Personnellement, je vois les choses autrement : j’ai toujours adoré ces paysages de Paul, leur luminosité, leur facilité d’exécution, la justesse des coloris, la bienveillance qui les habite (des lieux en apparence anodins sont devenus œuvre d’art !), l’attachement à nos campagnes qu’ils expriment… De plus, il s’en dégage chaque fois, me semble-t-il, « une certaine atmosphère ». Je mets ces mots entre guillemets car je me souviens de Paul les utilisant, dans les récits qu’il faisait, lors des réunions familiales.
Mais que faut-il déduire de cette volonté évidente du peintre de restituer scrupuleusement ce qui se donne à voir ? Peut-être, simplement, que le réel suffisait à émerveiller Paul, et qu’il n’avait pas besoin d’en faire le prétexte à l’expression de son monde intérieur, ou des angoisses de son moi. On retrouve d’ailleurs, en partie du moins, ce rapport au réel dans ses représentations du corps féminin. Le traitement du nu chez Paul semble lui-aussi ne rien envisager d’autre que son objet, même lorsque des éléments de décor introduisent un certain onirisme. La représentation des corps est extraordinairement attentive et fidèle, attachée à ce que l’œil perçoit, aux antipodes du traitement du nu chez Egon Schiele, par exemple.

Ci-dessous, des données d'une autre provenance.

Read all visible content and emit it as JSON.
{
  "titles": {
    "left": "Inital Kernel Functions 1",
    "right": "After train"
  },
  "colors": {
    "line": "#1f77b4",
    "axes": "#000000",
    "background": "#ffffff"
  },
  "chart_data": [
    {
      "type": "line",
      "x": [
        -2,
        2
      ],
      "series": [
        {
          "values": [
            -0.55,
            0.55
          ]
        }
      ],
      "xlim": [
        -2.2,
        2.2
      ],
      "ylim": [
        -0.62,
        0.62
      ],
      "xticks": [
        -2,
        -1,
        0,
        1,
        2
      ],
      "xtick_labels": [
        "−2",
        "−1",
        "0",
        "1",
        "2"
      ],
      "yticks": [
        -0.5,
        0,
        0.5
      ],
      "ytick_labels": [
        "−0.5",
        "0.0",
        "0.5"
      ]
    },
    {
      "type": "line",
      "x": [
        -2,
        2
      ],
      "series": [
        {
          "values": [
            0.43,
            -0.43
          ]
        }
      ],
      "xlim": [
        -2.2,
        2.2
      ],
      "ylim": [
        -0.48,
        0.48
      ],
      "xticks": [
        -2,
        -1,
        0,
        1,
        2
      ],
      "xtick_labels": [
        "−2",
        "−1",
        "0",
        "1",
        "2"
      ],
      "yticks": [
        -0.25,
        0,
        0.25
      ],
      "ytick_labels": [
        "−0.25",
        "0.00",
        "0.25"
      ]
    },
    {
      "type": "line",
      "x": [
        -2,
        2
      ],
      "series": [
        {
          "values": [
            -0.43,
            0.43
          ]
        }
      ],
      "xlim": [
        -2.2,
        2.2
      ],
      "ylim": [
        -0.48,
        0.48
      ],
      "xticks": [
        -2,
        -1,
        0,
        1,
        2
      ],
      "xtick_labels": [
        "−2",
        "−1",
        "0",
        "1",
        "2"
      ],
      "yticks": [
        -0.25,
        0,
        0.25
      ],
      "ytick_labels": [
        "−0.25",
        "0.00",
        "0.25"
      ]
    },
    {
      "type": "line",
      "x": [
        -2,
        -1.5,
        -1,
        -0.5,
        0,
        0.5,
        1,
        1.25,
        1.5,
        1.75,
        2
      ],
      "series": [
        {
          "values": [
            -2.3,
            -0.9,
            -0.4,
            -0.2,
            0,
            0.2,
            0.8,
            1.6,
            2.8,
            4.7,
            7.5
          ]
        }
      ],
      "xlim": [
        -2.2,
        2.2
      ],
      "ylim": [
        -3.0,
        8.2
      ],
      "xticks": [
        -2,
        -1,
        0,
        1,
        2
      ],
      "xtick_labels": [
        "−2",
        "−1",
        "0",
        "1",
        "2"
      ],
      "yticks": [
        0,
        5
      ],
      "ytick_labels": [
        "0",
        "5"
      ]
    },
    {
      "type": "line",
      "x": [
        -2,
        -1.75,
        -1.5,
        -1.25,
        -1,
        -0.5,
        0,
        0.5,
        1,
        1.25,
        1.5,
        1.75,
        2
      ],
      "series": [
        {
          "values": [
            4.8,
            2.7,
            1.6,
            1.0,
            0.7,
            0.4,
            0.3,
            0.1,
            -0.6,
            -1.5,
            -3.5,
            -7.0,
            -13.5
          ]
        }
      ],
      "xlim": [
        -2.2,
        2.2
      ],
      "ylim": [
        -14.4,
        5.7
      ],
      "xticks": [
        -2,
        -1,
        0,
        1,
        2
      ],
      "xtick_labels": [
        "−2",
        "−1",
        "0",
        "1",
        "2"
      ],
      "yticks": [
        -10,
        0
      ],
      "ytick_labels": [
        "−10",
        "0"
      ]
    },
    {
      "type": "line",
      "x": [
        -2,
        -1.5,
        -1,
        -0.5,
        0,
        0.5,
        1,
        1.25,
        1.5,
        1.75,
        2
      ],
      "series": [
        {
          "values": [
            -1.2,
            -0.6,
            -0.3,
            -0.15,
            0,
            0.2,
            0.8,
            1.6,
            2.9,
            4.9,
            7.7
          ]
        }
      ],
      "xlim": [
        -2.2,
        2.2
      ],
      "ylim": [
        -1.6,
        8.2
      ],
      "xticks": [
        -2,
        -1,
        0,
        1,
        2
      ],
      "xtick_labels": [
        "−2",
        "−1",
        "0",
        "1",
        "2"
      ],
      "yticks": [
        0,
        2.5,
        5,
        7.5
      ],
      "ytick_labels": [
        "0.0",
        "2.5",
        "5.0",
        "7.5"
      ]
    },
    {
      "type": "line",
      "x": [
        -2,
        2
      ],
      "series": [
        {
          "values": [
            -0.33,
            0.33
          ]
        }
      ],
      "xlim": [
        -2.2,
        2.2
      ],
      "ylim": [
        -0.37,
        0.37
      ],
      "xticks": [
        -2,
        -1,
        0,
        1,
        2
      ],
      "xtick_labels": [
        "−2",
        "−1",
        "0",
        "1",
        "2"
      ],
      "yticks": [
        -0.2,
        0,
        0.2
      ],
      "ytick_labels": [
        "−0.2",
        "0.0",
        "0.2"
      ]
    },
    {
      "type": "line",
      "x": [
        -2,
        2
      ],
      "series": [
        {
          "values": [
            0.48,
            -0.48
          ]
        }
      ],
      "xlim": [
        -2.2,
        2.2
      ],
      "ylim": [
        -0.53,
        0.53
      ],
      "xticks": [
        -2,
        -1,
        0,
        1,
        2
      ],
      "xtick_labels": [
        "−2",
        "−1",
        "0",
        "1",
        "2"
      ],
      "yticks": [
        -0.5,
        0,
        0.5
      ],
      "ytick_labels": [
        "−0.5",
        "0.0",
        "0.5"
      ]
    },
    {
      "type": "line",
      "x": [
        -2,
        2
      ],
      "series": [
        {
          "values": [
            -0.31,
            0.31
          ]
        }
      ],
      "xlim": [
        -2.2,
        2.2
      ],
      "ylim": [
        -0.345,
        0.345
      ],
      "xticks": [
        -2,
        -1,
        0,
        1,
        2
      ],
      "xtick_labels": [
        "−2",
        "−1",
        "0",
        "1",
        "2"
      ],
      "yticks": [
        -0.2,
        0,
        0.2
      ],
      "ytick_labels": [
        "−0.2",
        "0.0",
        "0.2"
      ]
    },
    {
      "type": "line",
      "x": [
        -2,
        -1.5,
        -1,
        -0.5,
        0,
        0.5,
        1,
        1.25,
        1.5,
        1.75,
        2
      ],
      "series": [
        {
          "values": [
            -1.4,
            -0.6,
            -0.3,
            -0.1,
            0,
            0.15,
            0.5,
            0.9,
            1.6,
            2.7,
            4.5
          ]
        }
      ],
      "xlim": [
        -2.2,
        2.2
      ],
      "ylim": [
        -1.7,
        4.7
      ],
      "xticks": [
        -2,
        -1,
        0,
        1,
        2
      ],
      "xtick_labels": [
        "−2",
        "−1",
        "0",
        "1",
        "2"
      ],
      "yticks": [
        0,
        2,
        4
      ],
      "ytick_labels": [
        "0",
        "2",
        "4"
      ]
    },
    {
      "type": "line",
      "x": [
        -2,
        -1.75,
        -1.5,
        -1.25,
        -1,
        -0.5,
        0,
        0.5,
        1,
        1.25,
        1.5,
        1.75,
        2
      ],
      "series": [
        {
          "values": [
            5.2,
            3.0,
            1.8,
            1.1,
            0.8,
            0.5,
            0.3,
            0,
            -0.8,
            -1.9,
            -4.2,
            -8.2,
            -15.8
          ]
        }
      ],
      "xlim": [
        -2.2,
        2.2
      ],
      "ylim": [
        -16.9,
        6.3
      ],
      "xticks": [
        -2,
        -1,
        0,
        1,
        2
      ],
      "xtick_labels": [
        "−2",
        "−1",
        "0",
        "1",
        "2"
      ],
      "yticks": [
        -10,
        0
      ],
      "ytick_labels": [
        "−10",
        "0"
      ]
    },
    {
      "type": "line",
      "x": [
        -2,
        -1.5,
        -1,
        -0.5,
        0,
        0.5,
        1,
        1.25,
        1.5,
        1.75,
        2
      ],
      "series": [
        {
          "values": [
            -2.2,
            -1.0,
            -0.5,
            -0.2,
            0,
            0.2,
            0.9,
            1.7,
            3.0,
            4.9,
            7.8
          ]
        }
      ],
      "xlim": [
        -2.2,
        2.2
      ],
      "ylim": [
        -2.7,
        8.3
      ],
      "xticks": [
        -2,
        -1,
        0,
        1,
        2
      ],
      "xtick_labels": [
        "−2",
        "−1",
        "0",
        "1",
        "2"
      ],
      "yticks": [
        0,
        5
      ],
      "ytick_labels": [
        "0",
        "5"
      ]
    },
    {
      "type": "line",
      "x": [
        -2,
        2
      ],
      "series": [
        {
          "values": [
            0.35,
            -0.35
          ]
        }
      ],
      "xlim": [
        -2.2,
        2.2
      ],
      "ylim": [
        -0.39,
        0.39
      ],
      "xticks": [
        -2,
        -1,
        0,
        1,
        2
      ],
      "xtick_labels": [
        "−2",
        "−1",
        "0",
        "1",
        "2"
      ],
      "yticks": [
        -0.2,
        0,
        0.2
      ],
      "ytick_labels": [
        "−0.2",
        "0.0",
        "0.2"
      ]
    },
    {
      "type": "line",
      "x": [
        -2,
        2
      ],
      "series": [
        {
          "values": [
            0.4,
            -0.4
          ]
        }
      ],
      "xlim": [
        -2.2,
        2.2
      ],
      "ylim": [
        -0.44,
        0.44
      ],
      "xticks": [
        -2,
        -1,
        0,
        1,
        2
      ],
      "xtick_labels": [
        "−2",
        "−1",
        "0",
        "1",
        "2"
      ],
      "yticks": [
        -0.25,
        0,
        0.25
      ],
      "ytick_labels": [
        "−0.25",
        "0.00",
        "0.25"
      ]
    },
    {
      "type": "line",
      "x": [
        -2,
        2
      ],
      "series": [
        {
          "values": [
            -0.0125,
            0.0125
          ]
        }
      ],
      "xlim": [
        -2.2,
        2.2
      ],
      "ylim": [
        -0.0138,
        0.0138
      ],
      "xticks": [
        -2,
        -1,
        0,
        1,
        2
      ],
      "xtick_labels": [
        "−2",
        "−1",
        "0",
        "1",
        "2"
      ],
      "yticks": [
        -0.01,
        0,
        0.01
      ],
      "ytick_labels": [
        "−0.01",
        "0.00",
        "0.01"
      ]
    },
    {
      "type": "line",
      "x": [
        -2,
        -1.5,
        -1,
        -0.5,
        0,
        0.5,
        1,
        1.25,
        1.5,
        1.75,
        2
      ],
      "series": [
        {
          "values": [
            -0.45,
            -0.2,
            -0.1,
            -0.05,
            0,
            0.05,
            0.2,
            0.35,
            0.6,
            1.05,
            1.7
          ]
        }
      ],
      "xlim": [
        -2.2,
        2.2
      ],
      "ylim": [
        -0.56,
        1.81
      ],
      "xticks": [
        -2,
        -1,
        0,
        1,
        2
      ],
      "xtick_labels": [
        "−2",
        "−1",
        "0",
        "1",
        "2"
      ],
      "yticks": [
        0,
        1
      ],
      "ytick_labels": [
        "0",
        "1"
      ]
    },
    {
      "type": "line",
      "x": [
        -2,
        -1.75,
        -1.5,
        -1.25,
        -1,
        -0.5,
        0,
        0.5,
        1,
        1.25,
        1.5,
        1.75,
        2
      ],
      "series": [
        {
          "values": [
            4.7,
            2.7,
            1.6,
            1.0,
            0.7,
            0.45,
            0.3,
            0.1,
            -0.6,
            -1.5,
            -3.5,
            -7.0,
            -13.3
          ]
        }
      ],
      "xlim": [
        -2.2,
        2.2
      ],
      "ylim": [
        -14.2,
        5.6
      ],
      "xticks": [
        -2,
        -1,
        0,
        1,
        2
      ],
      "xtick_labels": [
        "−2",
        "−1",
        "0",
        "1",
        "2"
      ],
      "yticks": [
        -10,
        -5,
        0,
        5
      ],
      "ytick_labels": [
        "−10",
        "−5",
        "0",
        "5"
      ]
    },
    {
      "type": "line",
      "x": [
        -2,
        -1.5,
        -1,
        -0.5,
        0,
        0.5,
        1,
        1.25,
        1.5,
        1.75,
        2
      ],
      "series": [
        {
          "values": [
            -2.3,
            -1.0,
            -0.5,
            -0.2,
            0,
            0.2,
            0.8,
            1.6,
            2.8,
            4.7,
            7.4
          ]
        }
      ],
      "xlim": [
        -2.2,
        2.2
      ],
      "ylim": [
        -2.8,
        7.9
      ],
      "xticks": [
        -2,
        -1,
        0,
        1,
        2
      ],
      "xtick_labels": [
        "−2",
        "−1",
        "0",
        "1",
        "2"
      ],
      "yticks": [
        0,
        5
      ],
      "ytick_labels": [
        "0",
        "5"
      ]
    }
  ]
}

De ce point de vue, le regard de Paul peut être qualifié de “désirant” (ou amoureux), car comme le désir amoureux il se satisfait pleinement de son objet tel qu’il est.
Mais alors pourquoi ces nus de Paul, si semblables à leur modèle, fascinent et émerveillent à ce point ? A mon sens, c’est parce que l’artiste possède un tel don pour comprendre l’univers visible et nous le restituer, avec des moyens somme toute dérisoires (un crayon et un papier), qu’il nous semble mystérieusement proche du principe même de ces corps qu’il s’attache à reproduire. Et dans cette situation, la sensibilité de l’artiste ne doit pas, pour s’exprimer, nous livrer une interprétation de son sujet. Cette sensibilité s’exprime en filigrane, dans le sujet même, un peu comme le Créateur se manifeste dans la créature, telle qu’elle se donne à voir. C’est peut-être cela qui explique comment des œuvres aussi « humblement réalistes » puissent être à ce point des actes de création, qui nous émerveillent. Mais pour cela, il faut un talent véritablement prodigieux…
Grégoire CUVELIER
Cet article est la propriété de la Fondation Paul Cuvelier.